Sunday 3 January 2016

Ace's Top Tips for 2016!


Happy New Year! Following two weeks of Christmas holiday indulgence now is the time when pretty much everyone resolves to get fit and healthy and lose some weight. We all feel like we need to take our wellbeing seriously at this time of year to set a pattern for the months ahead. So here are some top tips to help you get on your way….

• First of all it might be an idea to consult a personal trainer who, if you can't afford to have on a weekly or biweekly basis could certainly point you in the right direction certainly as far as exercise and nutrition are concerned.

• Adopt a new High Intensity Impact Training regime and try and get two HIIT sessions into your weekly schedule. HIIT is all the craze right now and it can all be done with just your body weight so you don’t need to join a gym! You can do HIIT at home and there are tons of online resources to help you do it. Get your friends and family involved- if you commit to training with someone it will make it much more fun and there's less chance you'll miss one of your training sessions! (If you want to take part in a group HIIT session- check out ace’s on  our schedule  www.ace-london.com

• Get the right kit in! Use the sales to buy a new pair of trainers or some cool sports gear – it can help motivate you. Don’t let not having the right things stop you... if you find some good discounts you’ll be excited to test out your new things.

• There are so many diet plans our there make sure you chose one that is right for your body type and that you can stick to! Joining weight watchers or slimming world is in many ways the easiest way to achieve results and food plans are all done for you. Do not attempt to do any fad diets or cut out any food groups. This can not be held up long term and although you might see some short term weight loss results it is impossible to maintain and the weight will pile back on.

• My Fitness Pal is a great app - it will work out exactly how many calories you can have a day and you record every little detail. It's a really easy (and free!)  app to use, but the real success lies in carefully recording each and everything you eat as soon as it's gone in your mouth. So long as you do this and you are vigilant, you'll lose that extra holiday weight!

• Drink Drink Drink… and not the hard stuff! Water helps your body get rid of the toxins, improves skin, reduces fatigue, healthier teeth, bones and joints as well as increases your fat metabolism! So don't wait until you are thirsty- aim to drink at least 2-3 life's a day and watch the fat melt away!

• Sleep & Relaxation- people often don't realise quite how important sleep is! If you want to make some serious changes, both in your body and your general healthy & wellbeing, make sure you try to get at least 7-8 hours of sleep a night. Let your body and muscles (especially if you are working out) recover and repair themselves. Try and schedule some sort of relaxation into your week. Cortisol (the stress hormone) and the adrenal system is complicated but high cortisol level are responsible for weight gain so try to keep those stress levels down by including some sort of meditation or yoga into your week.

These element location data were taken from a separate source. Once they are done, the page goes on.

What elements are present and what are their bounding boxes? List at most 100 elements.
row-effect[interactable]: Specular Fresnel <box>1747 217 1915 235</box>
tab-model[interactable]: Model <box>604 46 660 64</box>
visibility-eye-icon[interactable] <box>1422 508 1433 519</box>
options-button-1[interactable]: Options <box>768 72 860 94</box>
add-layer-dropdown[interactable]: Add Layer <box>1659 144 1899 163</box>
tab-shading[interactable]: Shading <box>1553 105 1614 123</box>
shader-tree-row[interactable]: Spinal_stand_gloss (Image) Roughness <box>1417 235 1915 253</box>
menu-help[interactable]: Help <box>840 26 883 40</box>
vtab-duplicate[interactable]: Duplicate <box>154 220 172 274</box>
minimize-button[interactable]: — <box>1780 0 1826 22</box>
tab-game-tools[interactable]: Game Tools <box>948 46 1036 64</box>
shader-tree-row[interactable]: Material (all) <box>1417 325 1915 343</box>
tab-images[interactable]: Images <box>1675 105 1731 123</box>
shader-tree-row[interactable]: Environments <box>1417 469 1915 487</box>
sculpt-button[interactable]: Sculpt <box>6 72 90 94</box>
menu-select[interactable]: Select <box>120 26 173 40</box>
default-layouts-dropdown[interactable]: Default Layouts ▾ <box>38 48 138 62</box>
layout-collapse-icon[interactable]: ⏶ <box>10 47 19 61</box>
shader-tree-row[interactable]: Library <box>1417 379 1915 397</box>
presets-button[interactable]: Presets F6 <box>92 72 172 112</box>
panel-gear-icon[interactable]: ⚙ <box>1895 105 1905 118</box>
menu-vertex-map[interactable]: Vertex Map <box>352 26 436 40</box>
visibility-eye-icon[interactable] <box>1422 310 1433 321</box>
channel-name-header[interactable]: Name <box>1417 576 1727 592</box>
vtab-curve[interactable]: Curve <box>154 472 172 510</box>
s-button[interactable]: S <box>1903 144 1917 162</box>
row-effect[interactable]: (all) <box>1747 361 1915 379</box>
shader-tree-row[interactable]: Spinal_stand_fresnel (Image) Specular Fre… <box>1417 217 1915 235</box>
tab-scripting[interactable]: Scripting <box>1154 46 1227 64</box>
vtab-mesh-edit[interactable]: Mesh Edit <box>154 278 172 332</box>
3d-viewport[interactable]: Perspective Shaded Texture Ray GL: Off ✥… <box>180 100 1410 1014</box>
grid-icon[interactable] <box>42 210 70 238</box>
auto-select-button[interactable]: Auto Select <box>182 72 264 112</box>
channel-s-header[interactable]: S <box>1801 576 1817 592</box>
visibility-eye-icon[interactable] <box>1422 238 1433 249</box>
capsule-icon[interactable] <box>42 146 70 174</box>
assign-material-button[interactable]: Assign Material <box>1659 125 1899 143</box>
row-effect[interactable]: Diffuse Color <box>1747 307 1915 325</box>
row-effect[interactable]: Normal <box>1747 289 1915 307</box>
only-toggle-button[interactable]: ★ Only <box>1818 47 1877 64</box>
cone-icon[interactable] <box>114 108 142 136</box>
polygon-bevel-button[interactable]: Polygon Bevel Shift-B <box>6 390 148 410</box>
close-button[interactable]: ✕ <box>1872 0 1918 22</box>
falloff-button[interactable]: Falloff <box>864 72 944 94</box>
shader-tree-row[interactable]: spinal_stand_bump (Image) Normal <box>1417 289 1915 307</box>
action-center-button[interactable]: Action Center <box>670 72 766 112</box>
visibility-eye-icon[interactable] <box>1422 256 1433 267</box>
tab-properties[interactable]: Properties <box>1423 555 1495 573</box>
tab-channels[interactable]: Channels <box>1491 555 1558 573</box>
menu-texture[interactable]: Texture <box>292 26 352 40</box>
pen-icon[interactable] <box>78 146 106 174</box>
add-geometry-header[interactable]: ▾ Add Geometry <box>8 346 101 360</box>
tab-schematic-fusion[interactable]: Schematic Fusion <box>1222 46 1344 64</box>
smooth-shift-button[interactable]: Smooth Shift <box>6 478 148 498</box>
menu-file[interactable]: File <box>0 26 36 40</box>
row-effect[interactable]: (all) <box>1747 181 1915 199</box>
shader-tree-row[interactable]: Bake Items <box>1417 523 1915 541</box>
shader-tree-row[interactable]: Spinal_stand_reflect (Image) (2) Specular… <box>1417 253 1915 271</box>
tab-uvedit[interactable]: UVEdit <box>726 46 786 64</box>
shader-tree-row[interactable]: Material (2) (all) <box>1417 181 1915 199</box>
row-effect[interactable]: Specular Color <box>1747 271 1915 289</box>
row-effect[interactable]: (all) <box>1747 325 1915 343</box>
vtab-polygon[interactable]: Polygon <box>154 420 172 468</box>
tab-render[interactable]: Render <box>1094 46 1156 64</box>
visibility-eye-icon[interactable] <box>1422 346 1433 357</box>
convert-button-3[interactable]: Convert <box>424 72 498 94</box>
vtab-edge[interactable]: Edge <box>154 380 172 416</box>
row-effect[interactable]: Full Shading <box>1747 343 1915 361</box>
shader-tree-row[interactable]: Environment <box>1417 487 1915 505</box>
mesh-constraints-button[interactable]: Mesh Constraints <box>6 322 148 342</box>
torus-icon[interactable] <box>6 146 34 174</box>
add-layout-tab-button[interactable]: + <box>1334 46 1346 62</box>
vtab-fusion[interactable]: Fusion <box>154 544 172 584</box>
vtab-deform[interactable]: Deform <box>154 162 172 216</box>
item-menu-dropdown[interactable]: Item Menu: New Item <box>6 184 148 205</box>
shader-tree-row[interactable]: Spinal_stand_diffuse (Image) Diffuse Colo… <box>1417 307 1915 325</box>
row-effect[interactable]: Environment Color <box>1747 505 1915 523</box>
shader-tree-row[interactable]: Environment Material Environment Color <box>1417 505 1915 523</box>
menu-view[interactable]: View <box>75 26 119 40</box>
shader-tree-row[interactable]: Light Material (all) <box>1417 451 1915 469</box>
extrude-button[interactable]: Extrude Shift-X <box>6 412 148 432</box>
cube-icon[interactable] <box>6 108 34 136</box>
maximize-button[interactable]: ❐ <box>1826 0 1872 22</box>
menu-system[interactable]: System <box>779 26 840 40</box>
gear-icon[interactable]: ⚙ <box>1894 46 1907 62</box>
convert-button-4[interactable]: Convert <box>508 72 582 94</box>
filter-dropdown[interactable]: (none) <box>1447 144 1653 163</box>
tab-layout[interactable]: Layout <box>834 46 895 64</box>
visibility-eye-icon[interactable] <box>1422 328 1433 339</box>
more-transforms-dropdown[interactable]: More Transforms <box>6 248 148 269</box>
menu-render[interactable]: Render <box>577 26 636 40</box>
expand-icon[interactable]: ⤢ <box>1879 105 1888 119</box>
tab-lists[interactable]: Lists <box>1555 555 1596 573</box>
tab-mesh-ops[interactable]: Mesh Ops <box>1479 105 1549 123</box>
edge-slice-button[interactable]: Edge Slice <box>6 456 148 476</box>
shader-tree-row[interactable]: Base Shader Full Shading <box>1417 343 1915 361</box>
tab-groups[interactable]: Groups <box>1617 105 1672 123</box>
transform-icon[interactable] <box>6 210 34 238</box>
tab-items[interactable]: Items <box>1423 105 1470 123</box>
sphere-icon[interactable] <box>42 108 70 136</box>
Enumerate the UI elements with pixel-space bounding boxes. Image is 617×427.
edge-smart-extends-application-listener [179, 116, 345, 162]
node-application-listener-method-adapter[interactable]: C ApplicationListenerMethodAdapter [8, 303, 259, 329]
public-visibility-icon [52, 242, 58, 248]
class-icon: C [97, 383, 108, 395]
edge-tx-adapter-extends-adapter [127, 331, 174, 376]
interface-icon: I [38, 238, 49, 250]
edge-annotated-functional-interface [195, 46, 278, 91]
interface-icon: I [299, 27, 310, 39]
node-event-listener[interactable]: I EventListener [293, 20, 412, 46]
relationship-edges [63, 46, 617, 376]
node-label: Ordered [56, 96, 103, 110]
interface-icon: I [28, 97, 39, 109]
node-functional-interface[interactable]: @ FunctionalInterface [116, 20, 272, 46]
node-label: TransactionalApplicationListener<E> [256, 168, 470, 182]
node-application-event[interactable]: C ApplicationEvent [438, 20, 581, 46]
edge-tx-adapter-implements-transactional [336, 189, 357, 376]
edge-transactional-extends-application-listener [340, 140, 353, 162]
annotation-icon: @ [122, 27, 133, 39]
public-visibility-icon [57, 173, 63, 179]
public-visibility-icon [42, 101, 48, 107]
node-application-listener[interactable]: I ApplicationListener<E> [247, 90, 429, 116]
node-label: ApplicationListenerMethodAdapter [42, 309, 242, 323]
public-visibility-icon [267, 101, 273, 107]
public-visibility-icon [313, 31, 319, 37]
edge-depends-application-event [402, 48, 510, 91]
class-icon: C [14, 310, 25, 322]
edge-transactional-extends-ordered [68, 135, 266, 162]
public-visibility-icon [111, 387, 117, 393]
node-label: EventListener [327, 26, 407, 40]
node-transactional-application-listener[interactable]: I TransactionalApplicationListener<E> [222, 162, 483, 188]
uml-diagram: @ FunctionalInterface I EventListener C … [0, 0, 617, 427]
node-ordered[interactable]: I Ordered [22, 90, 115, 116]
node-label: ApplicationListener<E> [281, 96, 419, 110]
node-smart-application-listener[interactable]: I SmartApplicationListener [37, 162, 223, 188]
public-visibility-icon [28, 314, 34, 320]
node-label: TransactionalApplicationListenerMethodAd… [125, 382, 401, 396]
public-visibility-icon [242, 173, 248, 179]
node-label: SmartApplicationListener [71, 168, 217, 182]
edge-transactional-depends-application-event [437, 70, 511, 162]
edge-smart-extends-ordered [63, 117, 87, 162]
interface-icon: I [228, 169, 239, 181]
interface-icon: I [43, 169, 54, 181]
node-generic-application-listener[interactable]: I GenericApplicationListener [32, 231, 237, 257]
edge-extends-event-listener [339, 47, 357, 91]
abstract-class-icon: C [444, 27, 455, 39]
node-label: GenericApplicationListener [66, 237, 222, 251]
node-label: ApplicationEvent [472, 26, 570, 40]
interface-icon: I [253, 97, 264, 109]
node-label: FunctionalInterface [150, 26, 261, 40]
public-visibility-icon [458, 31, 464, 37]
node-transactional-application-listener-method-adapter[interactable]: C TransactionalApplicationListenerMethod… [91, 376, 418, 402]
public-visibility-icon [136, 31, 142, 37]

• Last but not least – chose a plan. There is so much advice and information post Christmas  about healthy eating, exercise & fitness it can be completely daunting. Choose one or 2 people to listen to who offer ideas that are realistic and achievable and try to fade out the rest. A short term detox plan can help you get on your way but avoid anything too faddy that require an impossible number of ingredients in your cupboard and hours at your disposal. The best new years resolutions are ones that last more than a week so try and go for the long term lifestyle approach!